In the instant situation the mother and daughter held the property as joint tenants. Joint tenancy is one of four interests in property that can be held by more than one person in New York.

Estates as to the number of persons owning an interest therein are classified as follows:

(1) In severalty.

(2) Joint tenancy.

(3) Tenancy in common.

(4) Only as to real property . . . tenancy by the entirety. Estates, Powers and Trusts Law, § 6-2.2.

Each of these tenancies provides that more than one individual can have an interest in any property, except for the restriction of tenancy by the entirety to real property. In the instant situation, the 2002 deed conferred on mother and daughter fee ownership in the residence.

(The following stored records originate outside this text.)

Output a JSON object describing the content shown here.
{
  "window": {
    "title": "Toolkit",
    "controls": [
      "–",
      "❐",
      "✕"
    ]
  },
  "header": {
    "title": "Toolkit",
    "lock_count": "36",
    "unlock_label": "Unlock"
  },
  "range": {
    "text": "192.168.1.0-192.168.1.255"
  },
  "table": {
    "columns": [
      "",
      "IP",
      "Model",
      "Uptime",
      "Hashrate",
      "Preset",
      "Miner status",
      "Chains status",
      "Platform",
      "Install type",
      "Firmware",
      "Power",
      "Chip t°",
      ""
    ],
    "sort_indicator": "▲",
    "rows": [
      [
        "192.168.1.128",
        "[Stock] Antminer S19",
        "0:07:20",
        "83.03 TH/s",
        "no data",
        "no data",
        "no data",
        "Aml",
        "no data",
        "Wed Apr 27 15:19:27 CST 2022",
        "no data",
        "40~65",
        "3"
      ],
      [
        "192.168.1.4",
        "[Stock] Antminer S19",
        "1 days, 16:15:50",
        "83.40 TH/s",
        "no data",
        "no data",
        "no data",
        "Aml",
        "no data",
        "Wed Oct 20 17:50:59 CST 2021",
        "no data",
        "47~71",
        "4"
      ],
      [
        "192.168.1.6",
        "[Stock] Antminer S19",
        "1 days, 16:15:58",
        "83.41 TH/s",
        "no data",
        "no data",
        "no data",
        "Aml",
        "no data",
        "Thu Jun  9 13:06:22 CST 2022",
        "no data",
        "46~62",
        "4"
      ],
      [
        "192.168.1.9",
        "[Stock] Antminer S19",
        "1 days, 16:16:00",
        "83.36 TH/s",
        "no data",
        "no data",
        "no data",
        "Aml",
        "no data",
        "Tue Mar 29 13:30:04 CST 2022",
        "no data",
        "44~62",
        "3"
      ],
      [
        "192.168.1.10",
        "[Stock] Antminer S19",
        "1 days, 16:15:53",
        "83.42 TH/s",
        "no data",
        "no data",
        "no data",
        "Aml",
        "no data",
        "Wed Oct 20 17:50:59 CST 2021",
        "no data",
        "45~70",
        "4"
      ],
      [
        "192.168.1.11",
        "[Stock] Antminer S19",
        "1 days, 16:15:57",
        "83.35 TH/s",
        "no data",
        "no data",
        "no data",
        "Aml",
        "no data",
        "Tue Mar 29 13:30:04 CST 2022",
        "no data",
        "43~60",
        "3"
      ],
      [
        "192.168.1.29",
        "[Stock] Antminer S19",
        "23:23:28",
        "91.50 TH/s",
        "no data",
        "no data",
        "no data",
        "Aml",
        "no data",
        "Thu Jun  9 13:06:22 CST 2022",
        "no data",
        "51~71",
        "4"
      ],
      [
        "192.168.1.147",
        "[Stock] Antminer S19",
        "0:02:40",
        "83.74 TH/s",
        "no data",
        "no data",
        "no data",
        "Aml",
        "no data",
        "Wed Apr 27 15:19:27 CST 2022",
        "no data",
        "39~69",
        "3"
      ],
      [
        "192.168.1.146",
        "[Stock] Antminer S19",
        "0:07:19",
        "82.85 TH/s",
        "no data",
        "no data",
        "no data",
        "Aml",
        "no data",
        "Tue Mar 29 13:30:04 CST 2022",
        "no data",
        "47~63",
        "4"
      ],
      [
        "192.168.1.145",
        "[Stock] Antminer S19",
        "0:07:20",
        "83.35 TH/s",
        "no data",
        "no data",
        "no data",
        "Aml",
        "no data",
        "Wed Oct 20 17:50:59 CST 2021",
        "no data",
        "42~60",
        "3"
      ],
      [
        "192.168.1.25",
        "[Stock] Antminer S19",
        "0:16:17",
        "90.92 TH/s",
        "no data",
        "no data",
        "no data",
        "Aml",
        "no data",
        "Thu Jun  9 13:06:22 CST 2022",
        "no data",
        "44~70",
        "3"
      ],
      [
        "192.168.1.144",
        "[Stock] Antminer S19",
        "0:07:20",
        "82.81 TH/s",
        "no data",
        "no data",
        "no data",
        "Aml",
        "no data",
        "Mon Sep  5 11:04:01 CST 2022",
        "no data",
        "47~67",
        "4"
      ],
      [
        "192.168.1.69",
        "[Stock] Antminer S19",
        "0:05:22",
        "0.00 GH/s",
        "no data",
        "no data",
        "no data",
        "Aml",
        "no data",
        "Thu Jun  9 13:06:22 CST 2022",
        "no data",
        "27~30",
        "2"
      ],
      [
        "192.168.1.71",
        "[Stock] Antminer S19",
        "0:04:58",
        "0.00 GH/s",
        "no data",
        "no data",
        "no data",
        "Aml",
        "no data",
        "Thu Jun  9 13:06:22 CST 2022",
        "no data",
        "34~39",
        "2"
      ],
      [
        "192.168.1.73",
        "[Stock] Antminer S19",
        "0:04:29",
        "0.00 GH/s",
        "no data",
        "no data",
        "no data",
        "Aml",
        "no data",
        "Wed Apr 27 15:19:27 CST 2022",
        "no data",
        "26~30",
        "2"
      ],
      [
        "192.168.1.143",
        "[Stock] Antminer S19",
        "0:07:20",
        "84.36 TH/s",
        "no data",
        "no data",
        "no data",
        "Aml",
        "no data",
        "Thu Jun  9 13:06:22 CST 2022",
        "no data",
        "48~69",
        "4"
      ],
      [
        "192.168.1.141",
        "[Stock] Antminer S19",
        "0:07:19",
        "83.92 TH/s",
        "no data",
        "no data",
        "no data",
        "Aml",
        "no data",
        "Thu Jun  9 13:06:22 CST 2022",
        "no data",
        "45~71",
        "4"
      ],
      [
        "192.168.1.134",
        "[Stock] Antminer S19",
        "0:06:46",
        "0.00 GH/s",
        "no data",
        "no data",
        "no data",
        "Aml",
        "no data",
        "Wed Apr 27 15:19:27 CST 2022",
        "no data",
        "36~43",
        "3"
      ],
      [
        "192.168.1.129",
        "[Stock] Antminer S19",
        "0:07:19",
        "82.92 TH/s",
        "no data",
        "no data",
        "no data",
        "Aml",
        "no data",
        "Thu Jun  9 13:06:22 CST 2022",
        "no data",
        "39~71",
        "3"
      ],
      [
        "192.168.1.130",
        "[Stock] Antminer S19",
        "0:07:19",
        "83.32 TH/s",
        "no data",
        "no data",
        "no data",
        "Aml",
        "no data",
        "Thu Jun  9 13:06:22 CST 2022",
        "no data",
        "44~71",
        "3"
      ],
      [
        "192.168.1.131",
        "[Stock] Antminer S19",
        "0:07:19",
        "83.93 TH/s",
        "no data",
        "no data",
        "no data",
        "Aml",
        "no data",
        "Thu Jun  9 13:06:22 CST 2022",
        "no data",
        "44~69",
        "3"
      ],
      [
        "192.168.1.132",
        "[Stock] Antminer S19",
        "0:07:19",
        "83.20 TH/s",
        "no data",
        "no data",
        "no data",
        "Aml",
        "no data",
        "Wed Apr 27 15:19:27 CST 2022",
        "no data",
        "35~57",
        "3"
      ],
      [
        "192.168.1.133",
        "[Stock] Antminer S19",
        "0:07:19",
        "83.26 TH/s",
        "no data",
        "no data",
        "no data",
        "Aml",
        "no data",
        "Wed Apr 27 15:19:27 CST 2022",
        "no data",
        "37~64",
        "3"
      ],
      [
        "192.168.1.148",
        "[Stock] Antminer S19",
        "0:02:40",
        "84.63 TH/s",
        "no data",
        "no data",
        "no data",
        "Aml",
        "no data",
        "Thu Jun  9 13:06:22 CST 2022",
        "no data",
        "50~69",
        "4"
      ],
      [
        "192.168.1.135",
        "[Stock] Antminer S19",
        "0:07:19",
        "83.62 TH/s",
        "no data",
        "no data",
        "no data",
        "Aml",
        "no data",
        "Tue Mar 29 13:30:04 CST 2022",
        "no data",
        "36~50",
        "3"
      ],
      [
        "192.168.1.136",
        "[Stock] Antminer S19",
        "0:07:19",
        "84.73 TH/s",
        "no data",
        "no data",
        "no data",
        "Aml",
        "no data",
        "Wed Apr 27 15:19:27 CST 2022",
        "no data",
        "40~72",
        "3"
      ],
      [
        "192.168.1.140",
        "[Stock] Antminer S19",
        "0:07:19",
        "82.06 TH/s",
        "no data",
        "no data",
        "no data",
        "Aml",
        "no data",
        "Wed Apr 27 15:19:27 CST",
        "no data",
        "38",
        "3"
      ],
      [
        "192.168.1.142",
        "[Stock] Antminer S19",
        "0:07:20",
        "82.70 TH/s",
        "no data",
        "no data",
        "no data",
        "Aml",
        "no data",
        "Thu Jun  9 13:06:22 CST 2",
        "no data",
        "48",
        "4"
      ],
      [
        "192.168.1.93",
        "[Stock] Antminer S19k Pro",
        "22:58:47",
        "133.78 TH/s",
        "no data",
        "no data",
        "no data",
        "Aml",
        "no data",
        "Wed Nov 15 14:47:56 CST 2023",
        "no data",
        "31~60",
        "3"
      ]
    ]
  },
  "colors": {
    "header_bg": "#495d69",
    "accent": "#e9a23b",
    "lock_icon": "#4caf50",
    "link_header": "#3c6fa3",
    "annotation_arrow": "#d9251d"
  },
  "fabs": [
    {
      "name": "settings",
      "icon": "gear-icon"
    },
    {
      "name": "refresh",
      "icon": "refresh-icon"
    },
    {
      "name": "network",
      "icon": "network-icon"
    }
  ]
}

A joint tenancy is an estate held by two or more persons jointly, with equal rights to share in its enjoyment during their lives and creating in each joint tenant a right of survivorship. Joint tenancy is one of the estates in which a number of persons can own an interest. A joint tenancy has characteristics of both a tenancy in common and a tenancy by the entirety. As in a tenancy in common, each joint tenant has the right, during the lifetime of both tenants, to alienate his or her own one-half interest; as in a tenancy by the entirety, each tenant also has an inchoate right of survivorship with respect to the other tenant’s share. 24 NY Jur 2d Cotenancy and Partition § 16 (footnotes omitted).

Thus mother and daughter owned the property from July, 2002 to January, 2010. It would appear that the mother clearly satisfies the length of ownership requirement, as did the applicant in the earlier Opinion. The rationale given for reaching a different conclusion in the Opinion is as follows:

Where a sole owner of a real property parcel adds additional names to a deed, a new title or interest is created. Likewise, as in the example, when a name of a near relative is removed from the deed and only the name of the aged person remains, a new title or interest is created. The transfer of title in 1971 to A (i.e., the transfer to the applicant, here parallel to the January 2010 transfer from mother and daughter to mother) caused a break in the chain of title and created a new title or interest whereby A became a sole owner.

First it should be noted that in this, and several other Opinions {2}, the phrase “break in the chain of title” is misused.  “Title means full, independent and fee ownership. The fee includes title, the right of possession, and the right to use for any purpose that might be lawful.” Warren’s Weed New York Property, Chapter 136, “Title”, § 136.01 (5th Ed.). Chain of title is the “ownership history of a piece of land from its first owner to the present one.” Black’s Law Dictionary, p. 244, “Chain of Title” (8th Ed.). Here the relevant part of the chain of title runs from grantor to mother and daughter to mother. There is no break, just as there was no break in the situation described in 2 id. 55. The two transfers from joint tenancies to the applicants are, to continue the metaphor, links in the chain of title, not breaks. The mother had title to the property since 2002, which satisfies the twelve-month requirement. Section 467(3)(b) does not contain a requirement that the twelve-month ownership must be exclusive, and it did not contain such a requirement when the previous Opinion was issued.

Accordingly, the following Opinions are superseded: 1 Op. Counsel SBEA No. 110, 1 Op. Counsel SBEA No. 111, 2 Op. Counsel SBEA No. 44, 2 Op. Counsel SBEA No. 55, 2 Op. Counsel SBEA No. 59, 2 Op. Counsel SBEA No. 83, 3 Op. Counsel SBEA No. 81, 4 Op. Counsel SBEA No. 98, 5 Op. Counsel SBEA No. 33.

September 14, 2010


{1}  The facts have been simplified for publication.

{2}  See: e.g., 1 Op. Counsel SBEA No. 110, 2 id. 83, 3 id. 81.